This article has been translated from English to Spanish.
Los controles cambiarios son restricciones gubernamentales que limitan la capacidad de los ciudadanos para comprar divisas extranjeras y limitan las compras de la moneda nacional en el extranjero.
También conocidos como controles de divisas, estas restricciones se aplican normalmente para restringir el flujo de capital en países con una moneda parcialmente convertible.
Esta herramienta se implementa generalmente para proteger la economía evitando la fuga de capitales.
Los controles monetarios suelen observarse en países vulnerables que carecen de la estabilidad y la infraestructura necesarias para apoyar la libre circulación de divisas.
Las monedas libremente convertibles, como el dólar estadounidense, el euro y el yen japonés, no tienen ningún tipo de control.
Sin embargo, casi todas las divisas exóticas están sujetas a controles de cambio. Por ejemplo:
- China, la segunda economía más grande del mundo, aplica diversos controles sobre su moneda, el yuan renminbi, a pesar de que ahora forma parte de la cesta de monedas de reserva.
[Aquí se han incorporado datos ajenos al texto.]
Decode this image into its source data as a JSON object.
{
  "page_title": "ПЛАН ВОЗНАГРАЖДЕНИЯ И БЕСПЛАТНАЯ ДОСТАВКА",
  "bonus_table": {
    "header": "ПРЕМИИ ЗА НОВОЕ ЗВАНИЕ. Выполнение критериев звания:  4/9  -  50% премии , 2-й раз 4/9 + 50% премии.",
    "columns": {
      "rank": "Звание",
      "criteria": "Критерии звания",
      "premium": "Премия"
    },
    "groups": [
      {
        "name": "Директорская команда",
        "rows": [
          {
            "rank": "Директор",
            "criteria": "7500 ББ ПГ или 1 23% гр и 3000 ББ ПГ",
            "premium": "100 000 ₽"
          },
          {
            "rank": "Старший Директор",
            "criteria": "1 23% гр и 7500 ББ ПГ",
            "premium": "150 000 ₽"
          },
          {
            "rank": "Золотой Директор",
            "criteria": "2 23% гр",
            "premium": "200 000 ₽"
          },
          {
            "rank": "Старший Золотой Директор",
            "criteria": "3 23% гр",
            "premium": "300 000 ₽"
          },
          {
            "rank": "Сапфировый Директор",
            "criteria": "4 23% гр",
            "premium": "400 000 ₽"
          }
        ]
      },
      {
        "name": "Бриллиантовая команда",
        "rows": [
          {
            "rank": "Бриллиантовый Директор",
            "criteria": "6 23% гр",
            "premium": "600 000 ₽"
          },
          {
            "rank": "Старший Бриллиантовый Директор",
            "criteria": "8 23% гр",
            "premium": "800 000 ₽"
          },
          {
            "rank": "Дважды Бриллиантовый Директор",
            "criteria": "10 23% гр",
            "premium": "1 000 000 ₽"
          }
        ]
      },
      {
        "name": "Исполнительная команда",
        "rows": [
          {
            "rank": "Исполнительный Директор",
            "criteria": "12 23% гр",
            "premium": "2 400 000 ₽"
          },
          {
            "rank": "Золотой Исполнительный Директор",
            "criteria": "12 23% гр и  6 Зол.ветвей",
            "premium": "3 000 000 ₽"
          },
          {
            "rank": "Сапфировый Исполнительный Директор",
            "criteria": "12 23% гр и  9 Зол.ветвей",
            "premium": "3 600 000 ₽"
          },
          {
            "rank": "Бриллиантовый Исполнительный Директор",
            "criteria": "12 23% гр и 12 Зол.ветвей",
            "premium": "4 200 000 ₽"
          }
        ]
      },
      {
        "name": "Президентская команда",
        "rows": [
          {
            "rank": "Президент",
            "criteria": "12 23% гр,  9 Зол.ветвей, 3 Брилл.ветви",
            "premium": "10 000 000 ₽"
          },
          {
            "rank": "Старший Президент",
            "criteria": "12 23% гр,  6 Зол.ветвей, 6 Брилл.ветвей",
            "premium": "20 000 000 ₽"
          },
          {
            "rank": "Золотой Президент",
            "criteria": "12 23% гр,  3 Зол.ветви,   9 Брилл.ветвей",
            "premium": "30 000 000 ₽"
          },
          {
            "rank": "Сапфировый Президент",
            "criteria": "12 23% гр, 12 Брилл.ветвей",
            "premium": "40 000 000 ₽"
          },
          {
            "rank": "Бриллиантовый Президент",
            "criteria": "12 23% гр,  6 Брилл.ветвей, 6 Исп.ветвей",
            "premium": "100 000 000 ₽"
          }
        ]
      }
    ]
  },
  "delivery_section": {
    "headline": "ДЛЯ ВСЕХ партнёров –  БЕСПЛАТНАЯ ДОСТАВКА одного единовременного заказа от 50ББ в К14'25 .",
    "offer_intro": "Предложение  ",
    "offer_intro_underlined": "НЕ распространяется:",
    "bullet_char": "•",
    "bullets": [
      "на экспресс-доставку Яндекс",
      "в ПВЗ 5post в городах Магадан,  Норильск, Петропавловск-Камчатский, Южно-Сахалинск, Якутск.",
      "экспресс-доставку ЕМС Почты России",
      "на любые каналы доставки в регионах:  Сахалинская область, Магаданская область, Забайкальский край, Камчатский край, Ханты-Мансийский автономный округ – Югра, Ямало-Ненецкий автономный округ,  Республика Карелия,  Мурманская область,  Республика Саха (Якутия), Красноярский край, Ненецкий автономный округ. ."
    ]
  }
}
- El real brasileño es una moneda no convertible, lo que significa que no puede salir del país. No se negocia en el mercado de divisas.
En el contexto del libre comercio, el valor de las monedas fluctúa continuamente según la dinámica de la oferta y la demanda. Con el fin de limitar la volatilidad de su tipo de cambio y proporcionar una mayor estabilidad económica a sus países, los bancos centrales pueden aplicar controles de cambio.
En el caso de las economías más débiles, el principal objetivo de los controles de cambio es evitar la especulación con sus monedas. De lo contrario, dicha especulación podría provocar variaciones significativas en el tipo de cambio, lo que podría desencadenar flujos de capital con consecuencias económicas devastadoras para el país.
Estos son los controles monetarios más comunes:
- Prohibición o limitación de la compra de divisas en el país
- Prohibición o restricción del uso de divisas en el país
- Fijación de los tipos de cambio (en lugar de dejar que el valor de la moneda fluctúe según las fuerzas del mercado)
- Restricción del cambio de divisas a minoristas autorizados por el gobierno
- Limitar la cantidad de dinero que se puede importar o exportar
Los controles monetarios suponen un reto para las empresas internacionales, ya que dificultan su capacidad para operar en monedas locales.
Estas restricciones suelen suponer un esfuerzo adicional de tramitación para la empresa y aumentan los costes de las operaciones en divisas y los pagos transfronterizos.